Alternative fracturing treatments have been explored by incorporating gaseous materials into fracturing fluids in order to form a gas phase at the wellhead or at the formation being fractured or both. In “foam fracturing”, a foam is generated of a desired Mitchell quality which is then introduced through the wellbore into the formation. For instance, U.S. Pat. No. 3,937,283 discloses a hydraulic fracturing process employing a foam formed of a gas (such as nitrogen, carbon dioxide, air or a hydrocarbon gas) and a liquid (such as water or an oil base liquid). The foam is characterized as having a foam, or Mitchell, quality within the range of 52.4% to 99.99% and preferably between the ranges of 60% to 85%. The pressure at which the foam is pumped into the well is such that a fracture of the hydrocarbon-bearing formation is created. The foam easily exits the well when pressure is released from the wellhead. The reduction in pressure causes the foam to expand.
It is known that in order to successfully carry proppant particulates into a formation, the foamed fluid must exhibit a fine, uniform texture rather than a coarse texture. Over a foam quality of 85%, foamed fluids have been known to exhibit a coarse structure. Coarse textures destabilize the foam, causing the foam to disintegrate and break apart. In addition to increasing stability of the foam, a fine texture is also known to affect viscosity of the foam. With fine textured foams defined by bubbles of small diameter, interaction amongst the bubbles increases which, in turn, increases the viscosity of the fluid.
Further, conventional fracturing operations, including those wherein a gaseous material is incorporated into the fracturing fluid, have been found to be inappropriate for the creation of partial monolayer fractures. Partial monolayer fractures are created by a proppant pack having proppant particulates widely spaced from each other, the proppant pack exhibiting the requisite strength to hold fractures open and thus allow the production of hydrocarbons from the formation.
The efficiency of a partial monolayer fracture is dependent on fracture porosity and conductivity once the fracturing operation is stopped and production commences. Fracture porosity is dependent upon the area concentration of the proppant placed, the proppant size, and mechanical properties, e.g., modulus, of the proppant. It is important that proppant packs forming partial monolayer fractures exhibit high porosity. The high conductivity of the created fractures is attributable to the ability of produced fluids to flow around the widely spaced proppant particulates instead of being confined to the relatively small interstitial spaces evidenced in the packed proppant bed.

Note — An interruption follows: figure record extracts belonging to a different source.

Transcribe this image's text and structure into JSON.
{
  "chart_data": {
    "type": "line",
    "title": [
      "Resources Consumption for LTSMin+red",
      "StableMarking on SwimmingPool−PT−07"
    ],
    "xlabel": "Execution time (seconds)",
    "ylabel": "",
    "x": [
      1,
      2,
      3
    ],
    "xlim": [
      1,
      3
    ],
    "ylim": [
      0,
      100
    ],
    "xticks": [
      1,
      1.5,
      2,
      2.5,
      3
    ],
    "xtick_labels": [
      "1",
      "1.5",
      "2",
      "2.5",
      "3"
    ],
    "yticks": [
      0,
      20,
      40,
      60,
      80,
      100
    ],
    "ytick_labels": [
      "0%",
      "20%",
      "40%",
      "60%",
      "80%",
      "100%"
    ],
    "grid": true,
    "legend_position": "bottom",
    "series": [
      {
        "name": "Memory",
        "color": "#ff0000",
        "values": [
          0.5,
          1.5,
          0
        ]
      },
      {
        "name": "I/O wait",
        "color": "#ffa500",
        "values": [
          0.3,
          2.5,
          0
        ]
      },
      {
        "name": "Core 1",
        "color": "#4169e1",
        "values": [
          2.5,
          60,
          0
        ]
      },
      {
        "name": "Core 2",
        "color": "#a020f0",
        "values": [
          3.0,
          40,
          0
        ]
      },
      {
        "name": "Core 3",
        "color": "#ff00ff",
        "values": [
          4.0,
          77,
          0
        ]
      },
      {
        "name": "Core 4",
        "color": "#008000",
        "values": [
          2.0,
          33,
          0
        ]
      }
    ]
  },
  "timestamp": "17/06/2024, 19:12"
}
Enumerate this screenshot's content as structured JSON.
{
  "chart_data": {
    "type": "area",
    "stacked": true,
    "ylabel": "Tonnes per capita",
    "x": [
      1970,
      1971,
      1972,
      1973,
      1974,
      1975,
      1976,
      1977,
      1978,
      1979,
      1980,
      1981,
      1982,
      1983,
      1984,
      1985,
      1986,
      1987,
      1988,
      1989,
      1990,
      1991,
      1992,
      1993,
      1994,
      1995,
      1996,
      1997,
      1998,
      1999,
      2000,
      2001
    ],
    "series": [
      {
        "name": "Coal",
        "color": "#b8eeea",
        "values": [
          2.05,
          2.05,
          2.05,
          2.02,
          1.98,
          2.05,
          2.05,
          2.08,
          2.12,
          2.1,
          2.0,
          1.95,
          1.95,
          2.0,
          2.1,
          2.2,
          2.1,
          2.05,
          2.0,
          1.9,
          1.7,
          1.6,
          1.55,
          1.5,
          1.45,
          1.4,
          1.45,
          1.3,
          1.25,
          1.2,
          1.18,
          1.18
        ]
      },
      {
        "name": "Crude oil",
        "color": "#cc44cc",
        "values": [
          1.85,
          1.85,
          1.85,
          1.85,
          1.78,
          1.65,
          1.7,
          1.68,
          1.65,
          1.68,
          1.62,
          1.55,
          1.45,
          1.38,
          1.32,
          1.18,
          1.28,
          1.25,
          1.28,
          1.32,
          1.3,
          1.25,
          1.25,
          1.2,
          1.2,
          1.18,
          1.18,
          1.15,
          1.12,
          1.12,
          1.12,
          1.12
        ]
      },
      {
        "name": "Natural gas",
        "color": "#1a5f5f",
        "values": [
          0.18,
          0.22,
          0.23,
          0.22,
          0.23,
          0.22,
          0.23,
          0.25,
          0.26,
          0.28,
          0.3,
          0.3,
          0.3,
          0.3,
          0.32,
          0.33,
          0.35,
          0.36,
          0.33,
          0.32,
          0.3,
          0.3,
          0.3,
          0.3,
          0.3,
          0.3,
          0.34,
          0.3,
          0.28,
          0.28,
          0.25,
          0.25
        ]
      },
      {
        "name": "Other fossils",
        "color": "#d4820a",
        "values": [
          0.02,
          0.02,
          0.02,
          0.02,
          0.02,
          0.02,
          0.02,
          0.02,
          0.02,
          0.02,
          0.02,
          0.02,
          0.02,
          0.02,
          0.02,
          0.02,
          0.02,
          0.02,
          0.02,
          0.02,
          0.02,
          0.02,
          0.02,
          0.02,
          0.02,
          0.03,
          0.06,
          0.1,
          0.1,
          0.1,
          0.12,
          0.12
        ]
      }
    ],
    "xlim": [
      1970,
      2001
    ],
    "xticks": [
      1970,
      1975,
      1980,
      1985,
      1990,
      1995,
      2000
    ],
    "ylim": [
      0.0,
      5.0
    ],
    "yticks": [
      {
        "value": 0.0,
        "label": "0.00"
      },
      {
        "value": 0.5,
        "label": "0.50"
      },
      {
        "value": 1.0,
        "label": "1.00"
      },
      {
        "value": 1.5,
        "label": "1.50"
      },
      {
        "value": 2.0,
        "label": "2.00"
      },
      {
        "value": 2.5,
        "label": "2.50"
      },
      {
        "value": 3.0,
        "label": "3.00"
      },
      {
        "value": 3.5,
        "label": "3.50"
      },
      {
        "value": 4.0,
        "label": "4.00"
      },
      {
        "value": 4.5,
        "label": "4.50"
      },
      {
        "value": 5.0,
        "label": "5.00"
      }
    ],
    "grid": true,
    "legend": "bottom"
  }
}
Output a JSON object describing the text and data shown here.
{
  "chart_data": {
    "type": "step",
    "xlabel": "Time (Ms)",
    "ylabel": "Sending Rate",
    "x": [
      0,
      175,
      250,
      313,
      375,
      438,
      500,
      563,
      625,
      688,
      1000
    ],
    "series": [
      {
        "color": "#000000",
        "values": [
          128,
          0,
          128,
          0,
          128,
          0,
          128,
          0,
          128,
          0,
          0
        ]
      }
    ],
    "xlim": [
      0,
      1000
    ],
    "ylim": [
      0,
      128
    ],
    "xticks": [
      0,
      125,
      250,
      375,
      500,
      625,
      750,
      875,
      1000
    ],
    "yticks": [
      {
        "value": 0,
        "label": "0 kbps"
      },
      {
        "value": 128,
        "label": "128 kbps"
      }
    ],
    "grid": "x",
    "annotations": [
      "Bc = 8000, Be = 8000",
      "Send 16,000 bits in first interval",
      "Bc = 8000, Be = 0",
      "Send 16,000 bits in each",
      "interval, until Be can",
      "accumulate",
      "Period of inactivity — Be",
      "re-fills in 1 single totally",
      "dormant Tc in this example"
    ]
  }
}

Alternative hydraulic fracturing methodologies have been sought which provide increased conductive fracture areas and increased effective propped fracture lengths. Such alternative methodologies need to render improved stimulation efficiency and well productivity and provide a means to create partial monolayer fractures. In addition, such methodologies need to minimize or eliminate the reservoir damage evidenced from the use of liquid fracturing fluids.